American, (b. 1930)
Roy was born in New Hampshire and received his formal study at the Chicago Academy of Fine Art and the Art Center School of Los Angeles. He joined the ranks of professional illustrators in New York and Chicago where he attained the highest recognition in the field. He credits that experience of more than thirty years with his insatiable desire and profound ability to research a wide and varied range of subject matter. As one of the top illustrators in America, he has produced work for the U. S. Postal Service, many major corporations and prestigious publications such as National Geographic and Time magazines.
Eventually Roy decided to move West and be free to paint subject matter of his own choice. His interest in Native American subject matter began at the Field Museum of Natural History in Chicago when, as a young boy, he discovered cases of labeled Indian artifacts and the vast collection made a lasting impression. Roy says the light in the West vibrates in a different manner; it is brilliant, different, raw. His canvases are dominated by the real drama of the American West. He has found true contentment in the West, residing in both Arizona and now Texas.
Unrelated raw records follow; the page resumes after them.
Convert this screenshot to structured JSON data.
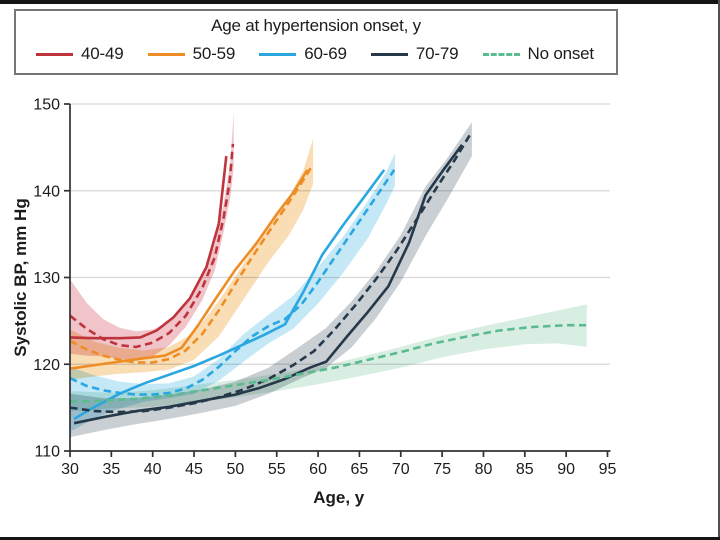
{
  "chart_data": {
    "type": "line",
    "title": "",
    "xlabel": "Age, y",
    "ylabel": "Systolic BP, mm Hg",
    "xlim": [
      30,
      95
    ],
    "ylim": [
      110,
      150
    ],
    "xticks": [
      30,
      35,
      40,
      45,
      50,
      55,
      60,
      65,
      70,
      75,
      80,
      85,
      90,
      95
    ],
    "yticks": [
      110,
      120,
      130,
      140,
      150
    ],
    "grid": "horizontal",
    "legend": {
      "title": "Age at hypertension onset, y",
      "position": "top"
    },
    "colors": {
      "grid": "#d7d7d7",
      "axis": "#323232",
      "text": "#1c1c1c"
    },
    "series": [
      {
        "name": "40-49",
        "color": "#bf333c",
        "band_color": "#f0c4c8",
        "legend_dash": false,
        "solid": [
          [
            30,
            123.1
          ],
          [
            33,
            123.0
          ],
          [
            36,
            123.0
          ],
          [
            38.5,
            123.1
          ],
          [
            40.5,
            123.9
          ],
          [
            42.5,
            125.4
          ],
          [
            44.5,
            127.6
          ],
          [
            46.5,
            131.2
          ],
          [
            48,
            136.2
          ],
          [
            48.9,
            144.0
          ]
        ],
        "dashed": [
          [
            30,
            125.6
          ],
          [
            32,
            124.1
          ],
          [
            34,
            122.9
          ],
          [
            36,
            122.2
          ],
          [
            38,
            122.0
          ],
          [
            40,
            122.5
          ],
          [
            42,
            123.6
          ],
          [
            44,
            125.6
          ],
          [
            46,
            128.8
          ],
          [
            47.5,
            132.3
          ],
          [
            48.6,
            137.0
          ],
          [
            49.3,
            141.0
          ],
          [
            49.7,
            145.4
          ]
        ],
        "band": {
          "x": [
            30,
            32,
            34,
            36,
            38,
            40,
            42,
            44,
            46,
            47.5,
            48.6,
            49.4,
            49.8
          ],
          "upper": [
            129.8,
            127.1,
            125.2,
            124.2,
            123.8,
            124.0,
            124.9,
            126.9,
            130.2,
            133.8,
            138.6,
            143.3,
            149.0
          ],
          "lower": [
            121.2,
            121.0,
            120.9,
            120.6,
            120.4,
            120.9,
            122.2,
            124.3,
            127.4,
            130.8,
            135.4,
            139.3,
            142.6
          ]
        }
      },
      {
        "name": "50-59",
        "color": "#ee8d26",
        "band_color": "#f9ddb4",
        "legend_dash": false,
        "solid": [
          [
            30,
            119.5
          ],
          [
            33,
            119.9
          ],
          [
            36,
            120.3
          ],
          [
            39,
            120.7
          ],
          [
            41.5,
            121.0
          ],
          [
            43.5,
            121.9
          ],
          [
            45.5,
            124.5
          ],
          [
            47.5,
            127.4
          ],
          [
            50,
            130.9
          ],
          [
            52.5,
            133.9
          ],
          [
            55,
            137.3
          ],
          [
            57,
            139.8
          ],
          [
            58.7,
            142.4
          ]
        ],
        "dashed": [
          [
            30,
            122.7
          ],
          [
            32,
            121.7
          ],
          [
            34,
            121.0
          ],
          [
            36,
            120.5
          ],
          [
            38,
            120.2
          ],
          [
            40,
            120.2
          ],
          [
            42,
            120.6
          ],
          [
            44,
            121.6
          ],
          [
            46,
            123.5
          ],
          [
            48,
            126.2
          ],
          [
            50,
            129.3
          ],
          [
            52,
            132.3
          ],
          [
            54,
            135.2
          ],
          [
            56,
            138.0
          ],
          [
            57.8,
            140.6
          ],
          [
            59.3,
            142.9
          ]
        ],
        "band": {
          "x": [
            30,
            33,
            36,
            39,
            42,
            45,
            48,
            51,
            54,
            56.5,
            58.2,
            59.4
          ],
          "upper": [
            124.0,
            122.6,
            121.9,
            121.6,
            122.0,
            123.6,
            127.3,
            131.6,
            136.0,
            139.3,
            142.3,
            146.0
          ],
          "lower": [
            118.2,
            118.6,
            118.9,
            119.1,
            119.4,
            120.5,
            123.2,
            127.5,
            131.8,
            134.9,
            137.8,
            140.8
          ]
        }
      },
      {
        "name": "60-69",
        "color": "#2aa7e0",
        "band_color": "#c5e8f7",
        "legend_dash": false,
        "solid": [
          [
            30.5,
            113.7
          ],
          [
            33,
            115.1
          ],
          [
            36,
            116.6
          ],
          [
            39,
            117.8
          ],
          [
            42,
            118.8
          ],
          [
            45,
            119.8
          ],
          [
            48,
            121.0
          ],
          [
            51,
            122.3
          ],
          [
            53.5,
            123.4
          ],
          [
            56,
            124.6
          ],
          [
            58.2,
            128.3
          ],
          [
            60.5,
            132.6
          ],
          [
            63,
            136.0
          ],
          [
            65.5,
            139.2
          ],
          [
            68,
            142.4
          ]
        ],
        "dashed": [
          [
            30,
            118.4
          ],
          [
            32,
            117.5
          ],
          [
            34,
            117.0
          ],
          [
            36,
            116.7
          ],
          [
            38,
            116.5
          ],
          [
            40,
            116.5
          ],
          [
            42,
            116.7
          ],
          [
            44,
            117.2
          ],
          [
            46,
            118.2
          ],
          [
            48,
            119.7
          ],
          [
            50,
            121.5
          ],
          [
            52,
            123.2
          ],
          [
            54,
            124.4
          ],
          [
            56,
            125.2
          ],
          [
            58,
            126.9
          ],
          [
            60,
            129.5
          ],
          [
            62,
            132.3
          ],
          [
            64,
            135.1
          ],
          [
            66,
            137.9
          ],
          [
            67.5,
            140.0
          ],
          [
            69.2,
            142.4
          ]
        ],
        "band": {
          "x": [
            30,
            33,
            36,
            39,
            42,
            45,
            48,
            51,
            54,
            57,
            60,
            63,
            66,
            68.2,
            69.3
          ],
          "upper": [
            119.7,
            118.7,
            118.0,
            117.7,
            117.8,
            118.6,
            120.6,
            123.5,
            125.7,
            127.9,
            131.2,
            134.7,
            138.8,
            142.1,
            144.3
          ],
          "lower": [
            112.2,
            113.8,
            114.9,
            115.7,
            116.1,
            116.6,
            118.1,
            120.3,
            122.4,
            124.1,
            127.0,
            130.5,
            134.5,
            138.4,
            140.6
          ]
        }
      },
      {
        "name": "70-79",
        "color": "#26394a",
        "band_color": "#c9cfd3",
        "legend_dash": false,
        "solid": [
          [
            30.5,
            113.2
          ],
          [
            34,
            113.9
          ],
          [
            38,
            114.6
          ],
          [
            42,
            115.1
          ],
          [
            46,
            115.8
          ],
          [
            50,
            116.5
          ],
          [
            53,
            117.3
          ],
          [
            56,
            118.3
          ],
          [
            59,
            119.6
          ],
          [
            61,
            120.3
          ],
          [
            63.5,
            123.2
          ],
          [
            66,
            126.0
          ],
          [
            68.5,
            129.0
          ],
          [
            71,
            134.0
          ],
          [
            73,
            139.5
          ],
          [
            75,
            142.2
          ],
          [
            77.4,
            145.3
          ]
        ],
        "dashed": [
          [
            30,
            115.0
          ],
          [
            33,
            114.6
          ],
          [
            36,
            114.5
          ],
          [
            39,
            114.6
          ],
          [
            42,
            115.0
          ],
          [
            45,
            115.5
          ],
          [
            48,
            116.2
          ],
          [
            51,
            117.1
          ],
          [
            54,
            118.3
          ],
          [
            57,
            119.9
          ],
          [
            59.5,
            121.5
          ],
          [
            62,
            124.0
          ],
          [
            64.5,
            126.8
          ],
          [
            67,
            129.8
          ],
          [
            69.5,
            133.1
          ],
          [
            72,
            136.8
          ],
          [
            74.5,
            140.6
          ],
          [
            76.5,
            143.5
          ],
          [
            78.4,
            146.5
          ]
        ],
        "band": {
          "x": [
            30,
            34,
            38,
            42,
            46,
            50,
            54,
            58,
            61,
            64,
            67,
            70,
            73,
            75.5,
            77.6,
            78.6
          ],
          "upper": [
            116.6,
            116.1,
            116.1,
            116.5,
            117.1,
            118.0,
            119.6,
            122.2,
            124.2,
            127.2,
            130.7,
            134.9,
            140.5,
            143.6,
            146.5,
            147.9
          ],
          "lower": [
            111.6,
            112.4,
            113.1,
            113.7,
            114.4,
            115.2,
            116.6,
            118.4,
            119.6,
            121.9,
            125.3,
            129.5,
            134.8,
            138.8,
            142.3,
            144.0
          ]
        }
      },
      {
        "name": "No onset",
        "color": "#5cba90",
        "band_color": "#d9eee3",
        "legend_dash": true,
        "dashed": [
          [
            30,
            115.7
          ],
          [
            34,
            115.8
          ],
          [
            38,
            116.0
          ],
          [
            42,
            116.4
          ],
          [
            46,
            117.0
          ],
          [
            50,
            117.6
          ],
          [
            54,
            118.2
          ],
          [
            58,
            118.9
          ],
          [
            62,
            119.6
          ],
          [
            66,
            120.5
          ],
          [
            70,
            121.4
          ],
          [
            74,
            122.4
          ],
          [
            78,
            123.2
          ],
          [
            82,
            123.9
          ],
          [
            86,
            124.3
          ],
          [
            90,
            124.5
          ],
          [
            92.4,
            124.5
          ]
        ],
        "band": {
          "x": [
            30,
            35,
            40,
            45,
            50,
            55,
            60,
            65,
            70,
            75,
            80,
            85,
            89,
            92.5
          ],
          "upper": [
            116.9,
            116.7,
            117.0,
            117.6,
            118.2,
            118.9,
            119.7,
            120.8,
            122.0,
            123.3,
            124.4,
            125.4,
            126.2,
            126.9
          ],
          "lower": [
            114.6,
            114.9,
            115.1,
            115.6,
            116.2,
            116.9,
            117.7,
            118.6,
            119.6,
            120.8,
            121.7,
            122.3,
            122.4,
            122.0
          ]
        }
      }
    ]
  }
}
Among his many awards, Roy has won quite a few silver and gold medals at the Cowboy Artists of America Show. He has seven paintings on display at the Smithsonian Institute’s National Portrait Gallery in Washington D. C. He has produced murals for the National Park Service, including a group thereof for the Pecos National Monument in New Mexico and for the Royal Saudi Arabia Naval Headquarters. Roy has been profiled in numerous art publications. Roy says his work is a celebration of the things he loves and that he is a storyteller and he needs to speak – “I want to have my art say what I believe in a beautiful way.”